Like nowhere else on Earth
No, you didn't shrink—the Yukon is just really, really big. When you see the towering mountains, sprawling canyons, and endless wildlife, the Yukon can seem overwhelmingly huge. After all, this territory is no small thing, measuring in at a massive 483,450 km². But don’t worry, even though it’s expansive, it’s still easy to explore!
The Yukon is as big as Spain, but with less bodegas and more boreal forests. As Yukon locals, our favourite pastime is wandering around vast, natural spaces and navigating the wilderness. So, when it comes to remote locations and mindblowing views, we know our stuff. And we’re always willing to share insider tips and tricks with visitors.
Larger than life
Truly the last frontier of Canada, the Yukon’s sparse population leaves plenty of room for big stuff. Like the biggest non-polar icefields in the country, or the tallest mountains in Canada, both in Kluane National Park and Reserve. Mount Logan, the granddaddy of them all, is the highest peak in the land, coming in at a staggering 5,959 metres. That’s almost 11 CN Towers tall! Yukon’s rivers also run to legendary proportions. The mighty Yukon River stretches over 3,000 kilometres from beginning to end. It weaves its way through the Yukon landscape, criss-crossing canoe-able rivers, glacier-fed lakes and world-class national and territorial parks. Not to mention enough ancient glacial ice to keep your warmest drinks cool, even under the summer’s blazing midnight sun.
The Natural Wonders
Colour me awestruck
Go anywhere in the Yukon, and you’ll find yourself in a pretty epic situation. But there are a few places that feel especially otherworldly. Emerald lake, Spirit Lake, and the Tatshenshini River, to name a few. Along the river, you’ll find the largest protected space in the world! Then at the lakes, you’ll be wowed by the ethereal tones of our northern waters. And if you’re into fall colours, head to Tombstone Territorial Park to experience the neverending swaths of warm hues. After dark, the colours get even more intense. Between the the aurora borealis and the midnight sun, the Yukon’s colourful light seem to go on forever.
Wilderness & Wildlife
About 80% of the Yukon is wilderness, which makes it the perfect home for all kinds of wildlife. From collared pikas to hoary marmots, the territory is home to a bunch of unique critters. And as long as you give them plenty of space, they don't mind if you stare. Look, we get it. It's hard to keep your eyes off large roaming elk and porcupines. But seriously, make sure to bring your binoculars and a zoom lens because these wild animals are, well, wild. Oh, and remember to stay on the trail, read up on bear safety, and always carry your bear spray.
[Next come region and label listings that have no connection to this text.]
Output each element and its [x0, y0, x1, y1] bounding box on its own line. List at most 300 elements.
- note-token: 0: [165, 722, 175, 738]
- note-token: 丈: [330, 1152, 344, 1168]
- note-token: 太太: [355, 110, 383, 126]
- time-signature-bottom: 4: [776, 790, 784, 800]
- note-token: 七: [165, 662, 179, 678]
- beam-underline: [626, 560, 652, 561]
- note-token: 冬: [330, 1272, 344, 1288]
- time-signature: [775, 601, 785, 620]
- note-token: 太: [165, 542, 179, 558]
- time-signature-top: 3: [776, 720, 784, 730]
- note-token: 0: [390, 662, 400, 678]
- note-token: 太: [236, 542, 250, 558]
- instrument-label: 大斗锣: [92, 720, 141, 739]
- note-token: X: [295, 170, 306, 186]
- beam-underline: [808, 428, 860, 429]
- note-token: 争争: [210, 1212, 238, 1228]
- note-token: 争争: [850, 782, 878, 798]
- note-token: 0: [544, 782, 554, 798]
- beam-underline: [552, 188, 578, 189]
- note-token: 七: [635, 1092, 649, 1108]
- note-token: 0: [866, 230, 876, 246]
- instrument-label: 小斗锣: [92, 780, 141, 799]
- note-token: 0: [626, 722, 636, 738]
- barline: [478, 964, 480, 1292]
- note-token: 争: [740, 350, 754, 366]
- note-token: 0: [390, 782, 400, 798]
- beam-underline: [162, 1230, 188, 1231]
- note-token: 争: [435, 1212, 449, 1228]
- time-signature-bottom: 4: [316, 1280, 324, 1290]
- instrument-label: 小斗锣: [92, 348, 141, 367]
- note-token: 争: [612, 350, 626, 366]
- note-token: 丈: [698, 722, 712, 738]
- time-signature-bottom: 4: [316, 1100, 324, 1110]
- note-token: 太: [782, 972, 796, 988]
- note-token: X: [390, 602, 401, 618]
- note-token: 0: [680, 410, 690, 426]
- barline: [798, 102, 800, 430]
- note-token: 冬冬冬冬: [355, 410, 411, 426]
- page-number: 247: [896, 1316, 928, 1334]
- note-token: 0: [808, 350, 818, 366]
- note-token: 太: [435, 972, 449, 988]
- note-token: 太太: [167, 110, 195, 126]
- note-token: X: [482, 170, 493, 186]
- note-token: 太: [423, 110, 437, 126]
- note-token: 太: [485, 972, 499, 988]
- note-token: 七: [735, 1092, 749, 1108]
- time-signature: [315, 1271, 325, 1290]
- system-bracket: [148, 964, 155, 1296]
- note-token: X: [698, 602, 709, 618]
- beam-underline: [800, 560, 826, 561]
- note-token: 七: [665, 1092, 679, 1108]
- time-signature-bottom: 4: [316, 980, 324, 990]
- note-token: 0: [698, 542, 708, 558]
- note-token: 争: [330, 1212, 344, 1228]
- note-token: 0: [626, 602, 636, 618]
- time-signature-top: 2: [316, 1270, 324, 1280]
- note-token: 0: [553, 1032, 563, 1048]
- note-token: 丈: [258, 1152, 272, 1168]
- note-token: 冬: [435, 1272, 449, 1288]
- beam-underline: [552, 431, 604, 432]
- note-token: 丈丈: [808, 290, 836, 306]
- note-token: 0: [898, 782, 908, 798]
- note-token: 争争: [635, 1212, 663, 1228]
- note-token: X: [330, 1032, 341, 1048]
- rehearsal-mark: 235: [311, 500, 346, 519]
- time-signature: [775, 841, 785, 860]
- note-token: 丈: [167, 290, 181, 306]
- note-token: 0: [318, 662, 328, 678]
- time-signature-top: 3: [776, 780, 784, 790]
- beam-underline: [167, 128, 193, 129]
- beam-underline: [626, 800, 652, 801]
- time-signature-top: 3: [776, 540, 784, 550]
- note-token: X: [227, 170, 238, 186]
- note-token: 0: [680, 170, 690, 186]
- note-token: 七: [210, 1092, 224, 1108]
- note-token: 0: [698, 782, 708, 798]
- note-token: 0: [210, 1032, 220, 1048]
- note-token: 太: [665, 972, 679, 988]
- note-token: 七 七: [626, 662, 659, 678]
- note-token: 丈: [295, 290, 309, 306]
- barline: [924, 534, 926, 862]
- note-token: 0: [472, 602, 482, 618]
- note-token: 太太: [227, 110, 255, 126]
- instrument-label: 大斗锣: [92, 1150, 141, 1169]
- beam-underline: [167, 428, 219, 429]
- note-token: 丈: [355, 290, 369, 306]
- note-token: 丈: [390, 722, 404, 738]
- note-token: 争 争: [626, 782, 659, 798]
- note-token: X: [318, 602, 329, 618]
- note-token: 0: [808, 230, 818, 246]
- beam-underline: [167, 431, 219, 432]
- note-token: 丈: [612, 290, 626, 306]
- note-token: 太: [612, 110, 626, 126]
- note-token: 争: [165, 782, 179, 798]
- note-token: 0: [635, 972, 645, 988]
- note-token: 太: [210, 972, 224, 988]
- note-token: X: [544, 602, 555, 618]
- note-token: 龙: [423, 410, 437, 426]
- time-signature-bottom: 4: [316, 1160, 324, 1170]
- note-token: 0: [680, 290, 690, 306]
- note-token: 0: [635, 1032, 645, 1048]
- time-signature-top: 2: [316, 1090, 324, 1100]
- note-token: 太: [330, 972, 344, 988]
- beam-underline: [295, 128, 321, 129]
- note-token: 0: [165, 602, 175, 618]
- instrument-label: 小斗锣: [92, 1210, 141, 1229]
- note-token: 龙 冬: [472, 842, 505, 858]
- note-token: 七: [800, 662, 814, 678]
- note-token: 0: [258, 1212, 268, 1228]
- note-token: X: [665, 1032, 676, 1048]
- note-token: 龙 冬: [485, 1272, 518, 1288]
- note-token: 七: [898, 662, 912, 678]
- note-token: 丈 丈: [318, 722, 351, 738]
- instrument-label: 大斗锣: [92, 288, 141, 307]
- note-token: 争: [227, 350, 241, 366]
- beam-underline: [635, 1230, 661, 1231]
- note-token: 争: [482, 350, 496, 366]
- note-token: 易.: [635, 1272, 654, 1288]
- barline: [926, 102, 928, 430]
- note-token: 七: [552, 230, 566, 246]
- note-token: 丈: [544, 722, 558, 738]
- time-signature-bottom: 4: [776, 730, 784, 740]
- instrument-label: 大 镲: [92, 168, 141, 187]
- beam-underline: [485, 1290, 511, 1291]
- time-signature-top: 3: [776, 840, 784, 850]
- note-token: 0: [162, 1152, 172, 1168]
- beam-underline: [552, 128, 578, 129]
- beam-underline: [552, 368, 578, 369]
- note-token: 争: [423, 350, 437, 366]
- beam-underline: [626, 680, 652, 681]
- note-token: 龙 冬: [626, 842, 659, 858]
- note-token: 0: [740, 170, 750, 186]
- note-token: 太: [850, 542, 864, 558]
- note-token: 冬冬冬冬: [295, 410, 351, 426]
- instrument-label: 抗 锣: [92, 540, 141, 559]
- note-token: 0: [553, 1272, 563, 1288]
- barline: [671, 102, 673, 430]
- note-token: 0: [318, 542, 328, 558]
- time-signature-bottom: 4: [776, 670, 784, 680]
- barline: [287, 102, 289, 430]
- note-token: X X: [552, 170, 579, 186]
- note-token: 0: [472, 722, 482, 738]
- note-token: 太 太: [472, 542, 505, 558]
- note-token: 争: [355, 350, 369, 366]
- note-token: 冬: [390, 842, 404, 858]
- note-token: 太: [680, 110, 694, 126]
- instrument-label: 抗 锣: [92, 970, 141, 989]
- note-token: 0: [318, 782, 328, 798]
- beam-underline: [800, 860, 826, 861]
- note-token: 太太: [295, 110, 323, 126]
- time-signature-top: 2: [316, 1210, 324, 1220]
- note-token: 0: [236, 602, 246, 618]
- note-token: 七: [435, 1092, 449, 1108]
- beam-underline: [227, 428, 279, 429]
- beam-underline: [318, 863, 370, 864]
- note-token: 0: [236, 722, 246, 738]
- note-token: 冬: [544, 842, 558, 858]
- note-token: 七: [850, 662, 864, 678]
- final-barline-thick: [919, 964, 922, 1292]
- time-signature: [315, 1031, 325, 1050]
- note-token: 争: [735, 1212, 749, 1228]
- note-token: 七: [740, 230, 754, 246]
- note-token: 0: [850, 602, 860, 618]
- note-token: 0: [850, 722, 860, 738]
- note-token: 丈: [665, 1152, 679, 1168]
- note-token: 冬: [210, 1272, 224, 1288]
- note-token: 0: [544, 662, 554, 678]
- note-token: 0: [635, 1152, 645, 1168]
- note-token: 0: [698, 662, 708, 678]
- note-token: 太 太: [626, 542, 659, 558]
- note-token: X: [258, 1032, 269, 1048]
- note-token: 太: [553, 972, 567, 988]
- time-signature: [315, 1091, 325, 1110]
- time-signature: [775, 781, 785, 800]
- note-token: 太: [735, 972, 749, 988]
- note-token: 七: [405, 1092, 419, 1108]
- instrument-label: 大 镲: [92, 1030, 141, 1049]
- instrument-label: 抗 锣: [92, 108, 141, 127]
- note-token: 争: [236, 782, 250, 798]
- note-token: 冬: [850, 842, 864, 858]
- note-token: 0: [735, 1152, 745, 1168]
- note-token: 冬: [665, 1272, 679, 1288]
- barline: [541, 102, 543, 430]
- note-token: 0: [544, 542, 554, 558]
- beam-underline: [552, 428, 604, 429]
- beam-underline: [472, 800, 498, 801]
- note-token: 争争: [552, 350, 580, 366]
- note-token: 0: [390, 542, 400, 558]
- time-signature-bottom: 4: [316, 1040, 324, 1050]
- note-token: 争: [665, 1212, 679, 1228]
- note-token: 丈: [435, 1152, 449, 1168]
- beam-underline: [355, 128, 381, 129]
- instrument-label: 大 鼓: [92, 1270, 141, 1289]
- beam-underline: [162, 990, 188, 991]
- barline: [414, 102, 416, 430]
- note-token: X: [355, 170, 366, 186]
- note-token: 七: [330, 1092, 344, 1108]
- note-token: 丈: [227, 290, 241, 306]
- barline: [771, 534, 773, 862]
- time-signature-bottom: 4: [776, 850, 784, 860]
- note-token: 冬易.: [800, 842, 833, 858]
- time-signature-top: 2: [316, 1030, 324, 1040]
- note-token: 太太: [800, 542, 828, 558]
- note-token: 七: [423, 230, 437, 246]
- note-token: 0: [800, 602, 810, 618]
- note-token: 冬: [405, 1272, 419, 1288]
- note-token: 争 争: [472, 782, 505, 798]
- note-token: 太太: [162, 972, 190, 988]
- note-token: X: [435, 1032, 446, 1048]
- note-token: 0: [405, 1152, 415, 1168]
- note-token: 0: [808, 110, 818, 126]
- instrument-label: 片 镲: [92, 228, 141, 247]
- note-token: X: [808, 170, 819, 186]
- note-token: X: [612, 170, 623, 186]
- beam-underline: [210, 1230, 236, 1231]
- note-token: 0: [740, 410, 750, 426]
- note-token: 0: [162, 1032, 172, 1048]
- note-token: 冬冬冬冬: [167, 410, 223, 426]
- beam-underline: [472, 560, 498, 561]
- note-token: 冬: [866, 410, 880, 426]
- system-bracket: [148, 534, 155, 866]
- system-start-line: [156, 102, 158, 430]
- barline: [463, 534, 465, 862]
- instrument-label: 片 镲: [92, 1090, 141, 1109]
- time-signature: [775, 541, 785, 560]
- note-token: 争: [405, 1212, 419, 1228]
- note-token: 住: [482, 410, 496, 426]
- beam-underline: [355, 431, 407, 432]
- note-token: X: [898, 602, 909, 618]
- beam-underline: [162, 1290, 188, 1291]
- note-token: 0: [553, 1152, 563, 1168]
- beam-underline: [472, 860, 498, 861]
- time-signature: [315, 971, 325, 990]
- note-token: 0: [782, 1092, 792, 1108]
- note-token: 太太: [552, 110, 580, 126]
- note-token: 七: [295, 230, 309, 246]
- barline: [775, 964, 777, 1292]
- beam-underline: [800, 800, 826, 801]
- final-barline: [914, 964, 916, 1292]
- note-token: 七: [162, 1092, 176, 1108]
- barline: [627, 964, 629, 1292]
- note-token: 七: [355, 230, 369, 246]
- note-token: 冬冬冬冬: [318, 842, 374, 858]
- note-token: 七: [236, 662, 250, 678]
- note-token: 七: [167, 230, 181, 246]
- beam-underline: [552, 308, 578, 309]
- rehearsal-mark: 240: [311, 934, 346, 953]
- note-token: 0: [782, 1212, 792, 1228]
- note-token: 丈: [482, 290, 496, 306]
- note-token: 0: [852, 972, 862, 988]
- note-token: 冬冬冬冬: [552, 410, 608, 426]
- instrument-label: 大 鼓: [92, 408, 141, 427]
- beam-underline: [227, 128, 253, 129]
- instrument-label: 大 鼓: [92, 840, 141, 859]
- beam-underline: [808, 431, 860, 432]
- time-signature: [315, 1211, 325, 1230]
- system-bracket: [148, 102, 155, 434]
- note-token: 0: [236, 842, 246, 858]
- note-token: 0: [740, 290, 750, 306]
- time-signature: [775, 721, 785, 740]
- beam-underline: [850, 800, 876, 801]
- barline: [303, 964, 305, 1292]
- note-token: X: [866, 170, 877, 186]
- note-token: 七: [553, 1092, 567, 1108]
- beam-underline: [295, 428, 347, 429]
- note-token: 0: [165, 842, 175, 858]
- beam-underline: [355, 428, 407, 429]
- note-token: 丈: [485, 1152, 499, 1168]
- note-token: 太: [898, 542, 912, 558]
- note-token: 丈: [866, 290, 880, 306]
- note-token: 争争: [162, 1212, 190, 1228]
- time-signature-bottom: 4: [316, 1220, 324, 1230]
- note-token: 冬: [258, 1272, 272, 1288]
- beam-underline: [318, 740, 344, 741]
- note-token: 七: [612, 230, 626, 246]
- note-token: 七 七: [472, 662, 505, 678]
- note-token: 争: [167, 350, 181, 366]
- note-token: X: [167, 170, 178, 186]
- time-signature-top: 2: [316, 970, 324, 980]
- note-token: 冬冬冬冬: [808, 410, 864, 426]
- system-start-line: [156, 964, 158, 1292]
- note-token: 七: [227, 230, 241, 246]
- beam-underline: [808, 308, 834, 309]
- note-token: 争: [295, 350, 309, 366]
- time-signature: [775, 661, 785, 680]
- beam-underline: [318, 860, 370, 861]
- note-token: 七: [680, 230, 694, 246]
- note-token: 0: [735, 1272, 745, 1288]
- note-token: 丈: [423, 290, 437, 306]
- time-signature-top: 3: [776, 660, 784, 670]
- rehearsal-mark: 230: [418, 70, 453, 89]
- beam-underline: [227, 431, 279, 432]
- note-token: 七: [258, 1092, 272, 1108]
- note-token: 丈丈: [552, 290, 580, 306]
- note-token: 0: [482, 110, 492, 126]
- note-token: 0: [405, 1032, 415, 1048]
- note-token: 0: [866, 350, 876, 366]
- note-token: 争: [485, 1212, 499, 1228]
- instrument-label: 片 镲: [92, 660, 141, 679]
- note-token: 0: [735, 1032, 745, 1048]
Out here moose outnumber humans two to one, and there are just two humans for every bear.
Now imagine you were here to see it all.
Visit the Northern & Arctic Region and experience the ice bears of Bear Cave Mountain that attract photographers from all over the world. Witness some of the largest animal migrations in the world, including the great Porcupine Caribou herd. Or look to the skies as hundreds of thousands of Sandhill Cranes fly over Faro each May. Whenever you come and wherever you go, it’s all good.